Tags
18th century, Battle Road 2013, Events, food, recipes, resources
I’m not an expert, and your results may vary, but here’s what I’ve learned.
Single Day Events without Fires
(e.g. Battle Road, parades, Fort Lee)
For single-day, warm-weather events, ice packs covered in cloths at the bottom of a basket or slipped into a market wallet can keep food cold.
Pasties are self-contained, period appropriate, and require no “hardware” to eat. I wrap them in parchment or plain white paper and tie them with string, or wrap them individually in plain white cloths. Because the filling is cooked and then baked in the pastry, they keep and travel very well. I have a basic receipt here for pork pies; they’re good with chicken, too. Keep the filling a little on the dry side, and you won’t need a plate. I’ve never made an all-vegetable pasty, because I live with T-Rex in a hoodie, but I imagine it would be delicious with parsnips, squash, and maybe even kale.
Another single-day-event solution is bread and cheese. John Buss of the 10th Massachusetts was all about cheese. He writes home longing for cheese, and writes, too, that he can eat cheese again because he’s recovered from the small pox. (That’s one of those historic statements that I try not to imagine too much about.) I’ve never had the time to bake bread from the Amelia Simmons’ cookbook, but I’ve had bread made from it, and it’s great. Pressed for time? Worked later than you thought you’d have to? Whole Foods Take-and-Bake baguettes have played the role of home-made bread, as have various loaves from other grocery stores.

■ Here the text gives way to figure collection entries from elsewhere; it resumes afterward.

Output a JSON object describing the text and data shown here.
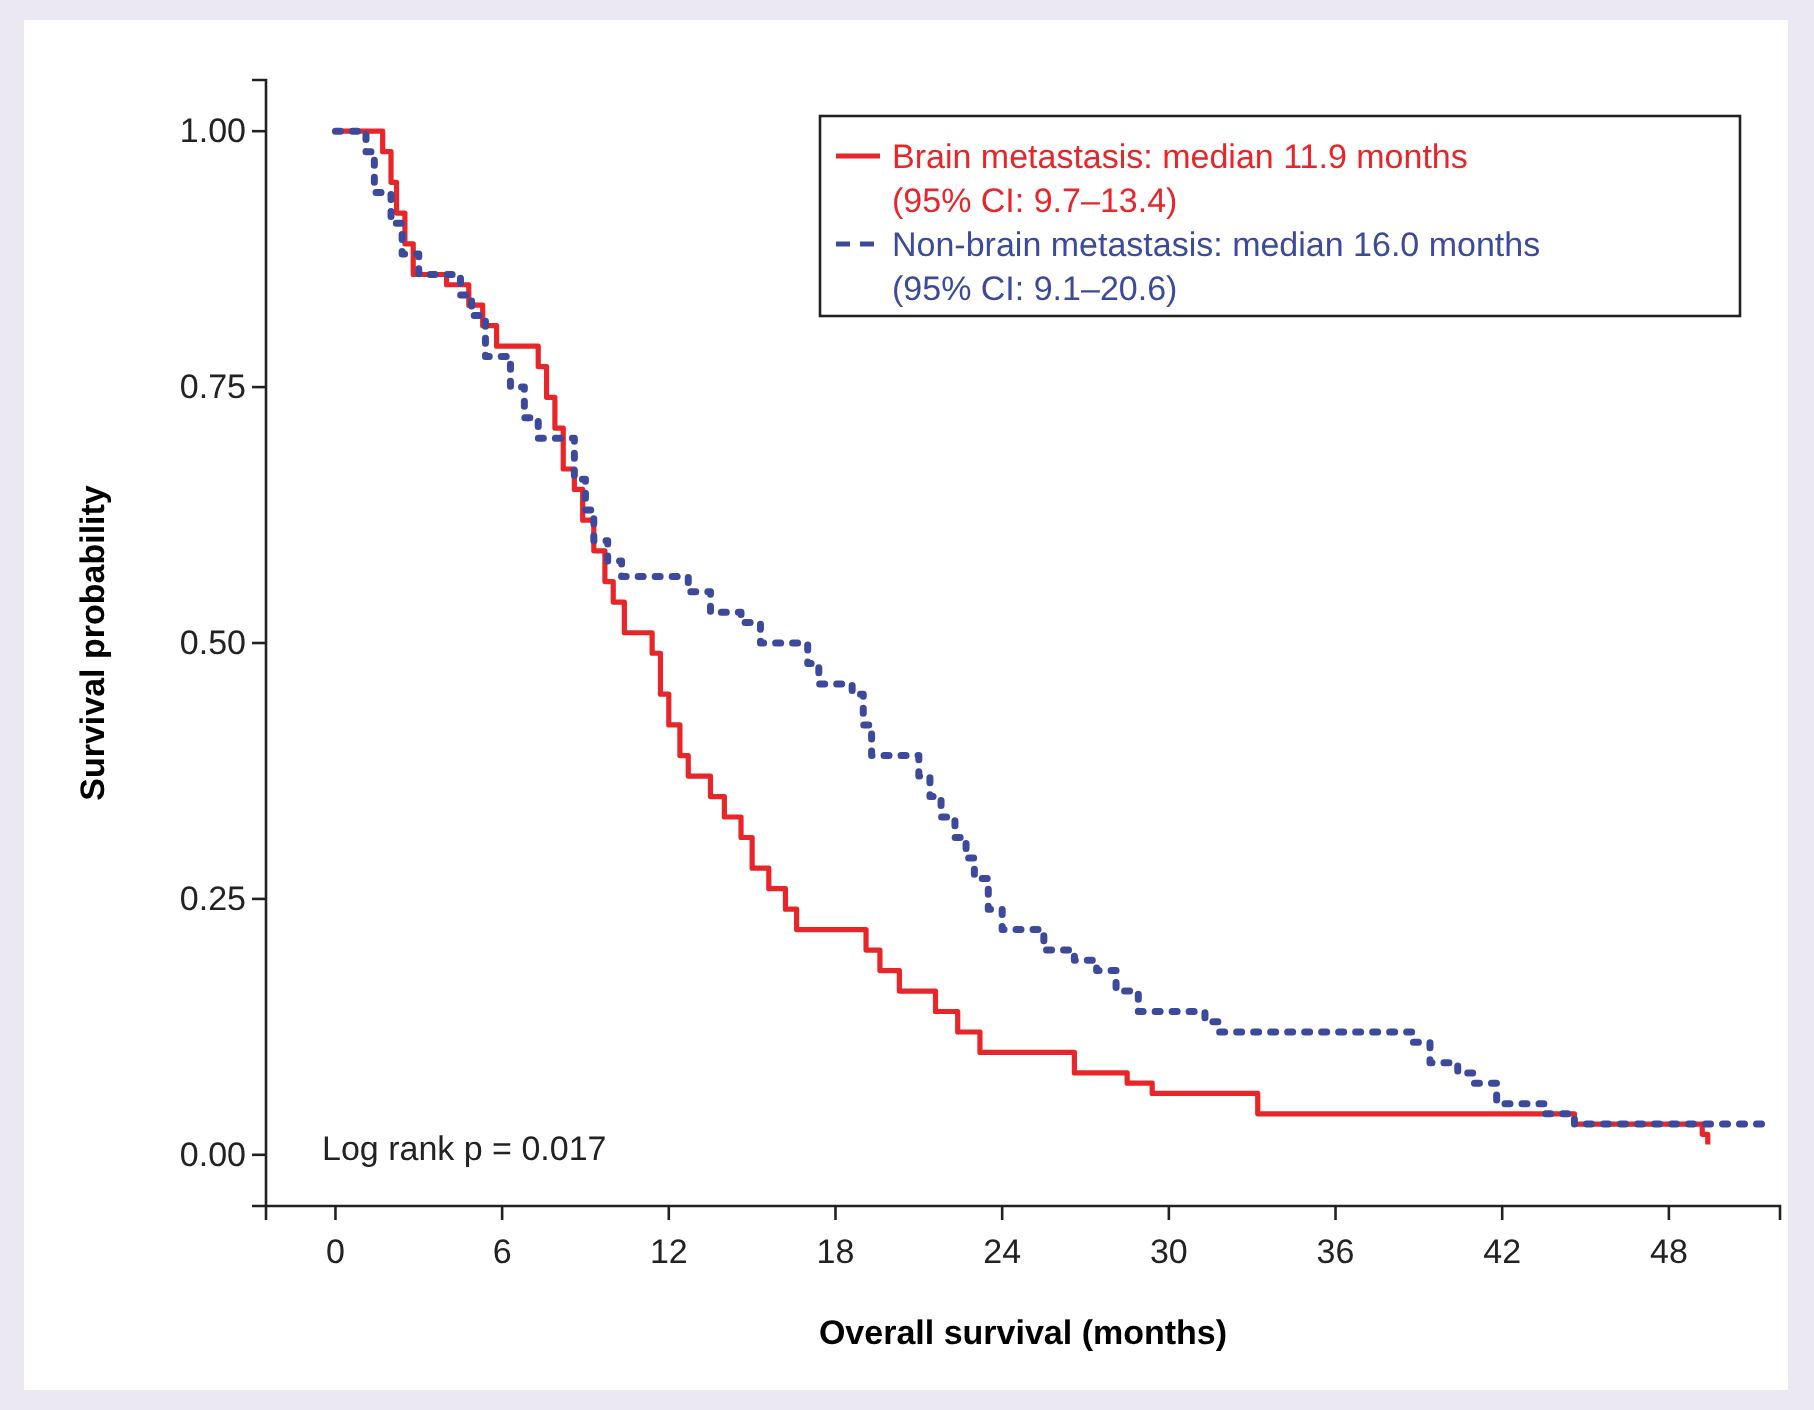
{
  "chart_data": {
    "type": "step",
    "xlabel": "Overall survival (months)",
    "ylabel": "Survival probability",
    "xlim": [
      -2.5,
      52
    ],
    "xticks": [
      0,
      6,
      12,
      18,
      24,
      30,
      36,
      42,
      48
    ],
    "ylim": [
      -0.05,
      1.05
    ],
    "yticks": [
      {
        "value": 0,
        "label": "0.00"
      },
      {
        "value": 0.25,
        "label": "0.25"
      },
      {
        "value": 0.5,
        "label": "0.50"
      },
      {
        "value": 0.75,
        "label": "0.75"
      },
      {
        "value": 1,
        "label": "1.00"
      }
    ],
    "grid": false,
    "legend": "top right",
    "annotations": [
      "Log rank p = 0.017"
    ],
    "series": [
      {
        "name": "Brain metastasis: median 11.9 months\n(95% CI: 9.7–13.4)",
        "color": "#e8262a",
        "line_style": "solid",
        "x": [
          0,
          1.7,
          2.0,
          2.2,
          2.5,
          2.8,
          4.0,
          4.8,
          5.3,
          5.8,
          7.3,
          7.6,
          7.9,
          8.2,
          8.6,
          8.9,
          9.3,
          9.7,
          10.0,
          10.4,
          11.4,
          11.7,
          12.0,
          12.4,
          12.7,
          13.5,
          14.0,
          14.6,
          15.0,
          15.6,
          16.2,
          16.6,
          19.1,
          19.6,
          20.3,
          21.6,
          22.4,
          23.2,
          26.6,
          28.5,
          29.4,
          33.2,
          44.6,
          49.2,
          49.4
        ],
        "values": [
          1.0,
          0.98,
          0.95,
          0.92,
          0.89,
          0.86,
          0.85,
          0.83,
          0.81,
          0.79,
          0.77,
          0.74,
          0.71,
          0.67,
          0.65,
          0.62,
          0.59,
          0.56,
          0.54,
          0.51,
          0.49,
          0.45,
          0.42,
          0.39,
          0.37,
          0.35,
          0.33,
          0.31,
          0.28,
          0.26,
          0.24,
          0.22,
          0.2,
          0.18,
          0.16,
          0.14,
          0.12,
          0.1,
          0.08,
          0.07,
          0.06,
          0.04,
          0.03,
          0.02,
          0.01
        ]
      },
      {
        "name": "Non-brain metastasis: median 16.0 months\n(95% CI: 9.1–20.6)",
        "color": "#3d4a9c",
        "line_style": "dotted",
        "x": [
          0,
          1.1,
          1.4,
          2.0,
          2.4,
          3.0,
          4.5,
          4.9,
          5.4,
          6.3,
          6.8,
          7.3,
          8.6,
          9.0,
          9.3,
          9.8,
          10.3,
          12.7,
          13.5,
          14.6,
          15.3,
          17.0,
          17.4,
          18.6,
          19.0,
          19.3,
          21.0,
          21.4,
          21.8,
          22.3,
          22.7,
          23.0,
          23.5,
          24.0,
          25.5,
          26.6,
          27.4,
          28.1,
          28.9,
          31.3,
          31.8,
          38.8,
          39.4,
          40.4,
          41.0,
          41.8,
          43.5,
          44.6,
          51.4
        ],
        "values": [
          1.0,
          0.98,
          0.94,
          0.91,
          0.88,
          0.86,
          0.84,
          0.82,
          0.78,
          0.75,
          0.72,
          0.7,
          0.66,
          0.63,
          0.6,
          0.58,
          0.565,
          0.55,
          0.53,
          0.52,
          0.5,
          0.48,
          0.46,
          0.45,
          0.42,
          0.39,
          0.37,
          0.35,
          0.33,
          0.31,
          0.29,
          0.27,
          0.24,
          0.22,
          0.2,
          0.19,
          0.18,
          0.16,
          0.14,
          0.13,
          0.12,
          0.11,
          0.09,
          0.08,
          0.07,
          0.05,
          0.04,
          0.03,
          0.03
        ]
      }
    ]
  }
}
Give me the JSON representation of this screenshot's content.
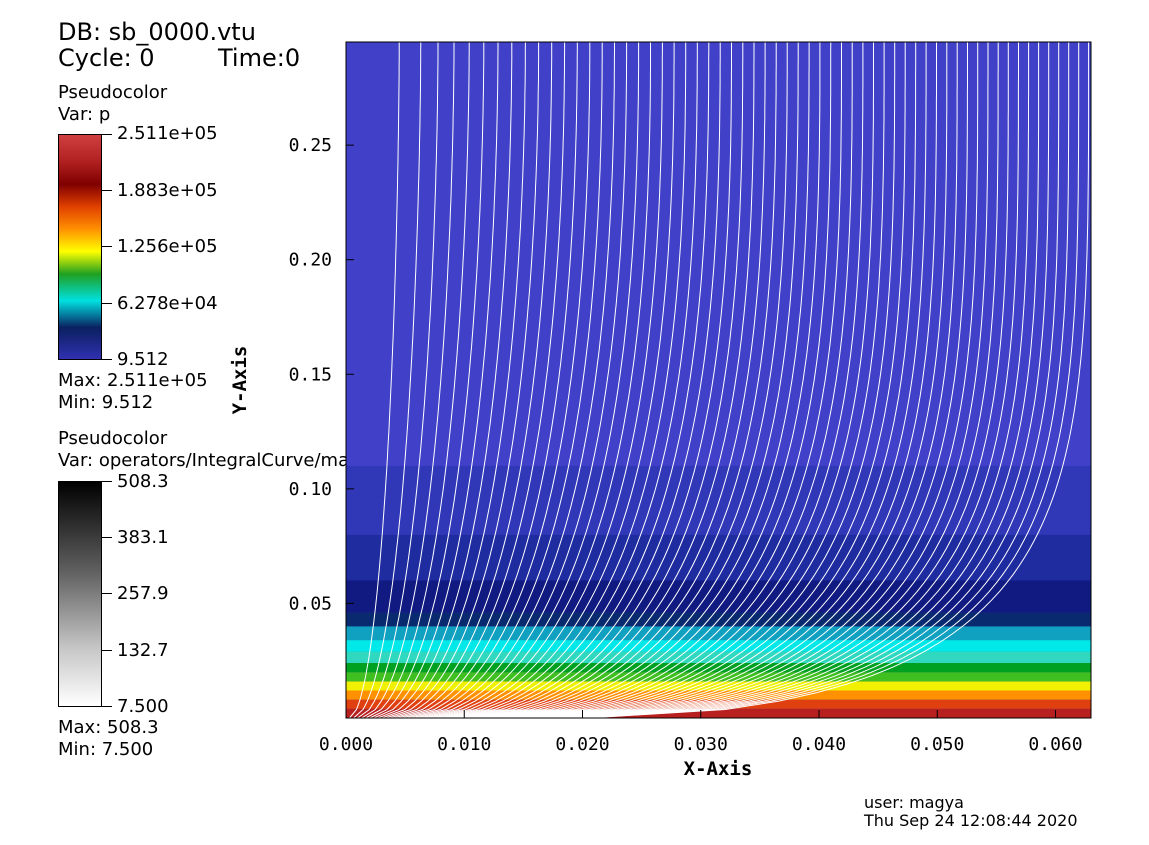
{
  "header": {
    "db_label": "DB: sb_0000.vtu",
    "cycle_label": "Cycle: 0",
    "time_label": "Time:0"
  },
  "legend_pressure": {
    "title": "Pseudocolor",
    "var": "Var: p",
    "labels": [
      "2.511e+05",
      "1.883e+05",
      "1.256e+05",
      "6.278e+04",
      "9.512"
    ],
    "max": "Max:  2.511e+05",
    "min": "Min:  9.512"
  },
  "legend_magfield": {
    "title": "Pseudocolor",
    "var": "Var: operators/IntegralCurve/magfield",
    "labels": [
      "508.3",
      "383.1",
      "257.9",
      "132.7",
      "7.500"
    ],
    "max": "Max:  508.3",
    "min": "Min:  7.500"
  },
  "footer": {
    "user": "user: magya",
    "date": "Thu Sep 24 12:08:44 2020"
  },
  "colors": {
    "background_field": "#4040c8",
    "curve": "#ffffff",
    "tick_label": "#ffff00"
  },
  "chart_data": {
    "type": "heatmap",
    "xlabel": "X-Axis",
    "ylabel": "Y-Axis",
    "xlim": [
      0.0,
      0.063
    ],
    "ylim": [
      0.0,
      0.295
    ],
    "xticks": [
      {
        "v": 0.0,
        "label": "0.000"
      },
      {
        "v": 0.01,
        "label": "0.010"
      },
      {
        "v": 0.02,
        "label": "0.020"
      },
      {
        "v": 0.03,
        "label": "0.030"
      },
      {
        "v": 0.04,
        "label": "0.040"
      },
      {
        "v": 0.05,
        "label": "0.050"
      },
      {
        "v": 0.06,
        "label": "0.060"
      }
    ],
    "yticks": [
      {
        "v": 0.05,
        "label": "0.05"
      },
      {
        "v": 0.1,
        "label": "0.10"
      },
      {
        "v": 0.15,
        "label": "0.15"
      },
      {
        "v": 0.2,
        "label": "0.20"
      },
      {
        "v": 0.25,
        "label": "0.25"
      }
    ],
    "pressure_bands": [
      {
        "y0": 0.0,
        "y1": 0.004,
        "color": "#b82020"
      },
      {
        "y0": 0.004,
        "y1": 0.008,
        "color": "#e04010"
      },
      {
        "y0": 0.008,
        "y1": 0.012,
        "color": "#ff9000"
      },
      {
        "y0": 0.012,
        "y1": 0.016,
        "color": "#f0f000"
      },
      {
        "y0": 0.016,
        "y1": 0.02,
        "color": "#40c020"
      },
      {
        "y0": 0.02,
        "y1": 0.024,
        "color": "#00a020"
      },
      {
        "y0": 0.024,
        "y1": 0.029,
        "color": "#30d8c0"
      },
      {
        "y0": 0.029,
        "y1": 0.034,
        "color": "#00e8e8"
      },
      {
        "y0": 0.034,
        "y1": 0.04,
        "color": "#10a0c0"
      },
      {
        "y0": 0.04,
        "y1": 0.046,
        "color": "#0a2a70"
      },
      {
        "y0": 0.046,
        "y1": 0.06,
        "color": "#101a80"
      },
      {
        "y0": 0.06,
        "y1": 0.08,
        "color": "#1f2ca0"
      },
      {
        "y0": 0.08,
        "y1": 0.11,
        "color": "#3038b8"
      }
    ],
    "curves": {
      "count": 60,
      "x_start_min": 0.0003,
      "x_start_max": 0.0205,
      "x_top_min": 0.0045,
      "x_top_max": 0.0628
    }
  }
}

The Hive blog has some good recommendations to fill your basket, so with some repackaging and artful packing, you can assemble an 18th century pick-a-nick basket, or stuff a market wallet with suitable foods. Just please, please: peel stickers off the fruit, and don’t pack bananas, which aren’t seen in the U.S. much before 1880.
One caution to colleagues west of the Appalachians . . . do your homework about apples! My group learned the hard way when we showed up at an event with our typical lunch of bread, sausage, cheese and apples, only to be told (with primary research to back it up) that apples weren’t grown in Minnesota territory until the arrival of Swedish immigrants in the 1860s. Dried apples are usually much easier to prove.
Oh, such a good point. We have apples here thanks to William Blackstone, even as early as the 17th century. There are Morris-Dexter farm trees at the top of our urban hill, planted a looooong time ago.
Yes, I should post a notice: living here in 18th C New England!
And I bet there is a north/south divide on apples. I remember something like Arkansas black apples in Southern Illinois, and they are probably old.
I sense a fun research project coming on…neat!
Thank you!
I love the teapot in the picture!
The teapot is a humble Amazon number from China, so I won’t care so much if it breaks on a trip. It wishes it was this one: http://www.metmuseum.org/Collections/search-the-collections/120014666?rpp=20&pg=1&ft=45.12.82+ab&pos=1, and there is a Jackfields teapot at work of a similar shaep, just much, much darker.
Such wonderful recommendations. Will be trying these soon!